This application allows visualizing the activation of different parts of an AI network as data is passed through it. This is based on the idea of AI models being built from combinations of layers that data is fed through. The outputs of each layer can then be inspected and displayed in a way that befits the layer type.
This does not train a model, but can take in an already created model saved from Tensorflow. This utilizes a utility in the fdeep library to convert the keras output format to an representation that the fdeep C++ library can ingest.
(Testing is done with MINGW 64-bit on Windows 10)
- Qt 6 (tested on 6.6.2)
- Frugally Deep (fdeep)
- Eigen (Linear algebra library used by Fdeep)
The project is broken into a few libraries and the main application. These are split into the following directories:
- application - GUI application and main executable for interacting and viewing the models
- viewmodels - Qt QML module containing QML views and the Qt mdoels that expose the underlying data to the QML
- interface - Classes defining the bridge between the underlying model representation and the front end viewmodels
- impl - Implementation of bridge to interact with underlying model implementations
- fdeepbridge - Specific implementation to interact with Fdeep models
- common - Commonly included source files accross multiple of the previous items
- test - Integration level tests to full load of an AI model and creation of corresponding ViewModels
The purpose of the separation is to decouple the front end and back end implementations, and leave the opportunity to support other underlying model representations in the future. In addition, the fdeepbridge and viewmodels libraries use registries to be able to select the proper layer classes, models, and views such that they could be chosen dynamically. This way, adding or replacing layer representations and view can be done outside of the libraries (although may still need them as dependencies).

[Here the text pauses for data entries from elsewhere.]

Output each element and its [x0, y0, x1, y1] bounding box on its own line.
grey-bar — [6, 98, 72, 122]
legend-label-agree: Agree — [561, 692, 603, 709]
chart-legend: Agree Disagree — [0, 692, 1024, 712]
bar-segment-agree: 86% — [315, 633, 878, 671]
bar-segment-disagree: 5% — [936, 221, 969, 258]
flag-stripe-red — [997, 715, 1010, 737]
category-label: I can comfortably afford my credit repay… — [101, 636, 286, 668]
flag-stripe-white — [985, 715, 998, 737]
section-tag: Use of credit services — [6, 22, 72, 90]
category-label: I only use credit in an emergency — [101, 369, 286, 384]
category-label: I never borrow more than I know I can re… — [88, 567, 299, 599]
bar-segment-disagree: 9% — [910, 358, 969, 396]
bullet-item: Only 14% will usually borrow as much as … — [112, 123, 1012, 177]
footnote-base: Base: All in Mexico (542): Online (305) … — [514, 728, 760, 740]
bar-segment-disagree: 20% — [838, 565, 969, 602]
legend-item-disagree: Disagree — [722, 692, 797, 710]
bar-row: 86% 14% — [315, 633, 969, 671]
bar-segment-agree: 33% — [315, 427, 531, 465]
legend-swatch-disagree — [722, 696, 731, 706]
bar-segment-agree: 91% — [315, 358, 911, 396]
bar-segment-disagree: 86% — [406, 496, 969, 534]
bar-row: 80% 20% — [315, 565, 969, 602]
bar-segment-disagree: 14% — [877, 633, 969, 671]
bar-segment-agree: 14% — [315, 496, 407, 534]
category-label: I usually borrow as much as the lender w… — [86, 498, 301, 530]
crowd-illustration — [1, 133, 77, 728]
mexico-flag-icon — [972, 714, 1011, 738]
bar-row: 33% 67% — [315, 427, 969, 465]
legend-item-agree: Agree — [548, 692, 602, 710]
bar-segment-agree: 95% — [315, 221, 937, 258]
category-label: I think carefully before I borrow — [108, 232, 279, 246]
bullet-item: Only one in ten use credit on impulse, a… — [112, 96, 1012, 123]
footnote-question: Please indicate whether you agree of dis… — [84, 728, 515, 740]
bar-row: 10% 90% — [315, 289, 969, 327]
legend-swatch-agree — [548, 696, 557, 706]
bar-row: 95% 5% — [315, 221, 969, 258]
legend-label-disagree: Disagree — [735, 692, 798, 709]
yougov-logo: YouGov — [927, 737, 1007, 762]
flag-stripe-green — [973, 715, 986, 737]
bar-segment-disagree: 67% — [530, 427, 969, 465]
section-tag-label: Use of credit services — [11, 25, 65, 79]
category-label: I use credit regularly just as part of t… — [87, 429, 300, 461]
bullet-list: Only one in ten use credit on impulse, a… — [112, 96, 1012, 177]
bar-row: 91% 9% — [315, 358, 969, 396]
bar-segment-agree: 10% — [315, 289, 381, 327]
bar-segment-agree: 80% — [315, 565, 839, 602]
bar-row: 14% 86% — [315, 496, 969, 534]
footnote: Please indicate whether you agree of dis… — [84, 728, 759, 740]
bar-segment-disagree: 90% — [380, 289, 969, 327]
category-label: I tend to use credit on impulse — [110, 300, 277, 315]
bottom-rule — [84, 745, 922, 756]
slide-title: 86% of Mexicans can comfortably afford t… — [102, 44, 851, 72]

This project is currently in progress, and this is roughly the work to complete before considering a "release"
- Implement dense layer
- Implement convolutional layer
- Create application
- select and load model file
- select and load a data file
- run data and view activation of layers from the run data
- Clean up unused 3rd party modules
- Clean up extension of Fdeep to allow inspection of model. Currently it's just a few files that were copied and slightly modified to create extended versions of the needed classes. It would likely be cleaner to fork the repository and include the minor changes directly to the desired classes
- Create installer
- Optimization. Currently, the needs of the interface are being shaken out. As that settles it would be good to optimize how certain items are accessed to minimize data copying. The main trade off of over optimization would be inflexibility. It could be much faster to remove the bridge/interface to directly interact with the Eigen container classes used by Fdeep, but this would introduce heavy coupling. The downside is copying/converting the stored data to std::vectors for a more generic representation.
- More layer types need to be implemented. Currently only dense layers are supported.
- Package python as well and allow the application to directly select the keras format and do the fdeep conversion python step automatically.
- Fix 3rdparty submodules. Some are no-longer used and frugally deep should be built and installed separately
- Naming. Some items need updated names (like tst_annrepresentation), and some need consistency (i.e. FdeepBridge::DenseLayer and FdeepBridge::FdeepUnknownLayer)
- This is a pet project so most items are minimally implemented, and progress is slow, and the git usage isn't to the level you can expect in industry.
- Eigen is a fairly large, header only library so compilation times can be long. MINGW
requires the
-mbig-obj
option to support the size of certain generated objects. - Does this support GPT? Not really. Some of the layer types GPT uses are implemented (mainly dense layers), however thought would have to be put in to determine how best to display layers such as the decode and "attention" layers. Additionally, many passes through the network may occur for a given answer. This format works well for looking at convolutional neural nets where filter layers and their outputs can be easily visually interpreted, as well as fully connected layers, which can be visualized as nodes "lighting up" as they are activated by a given input datum.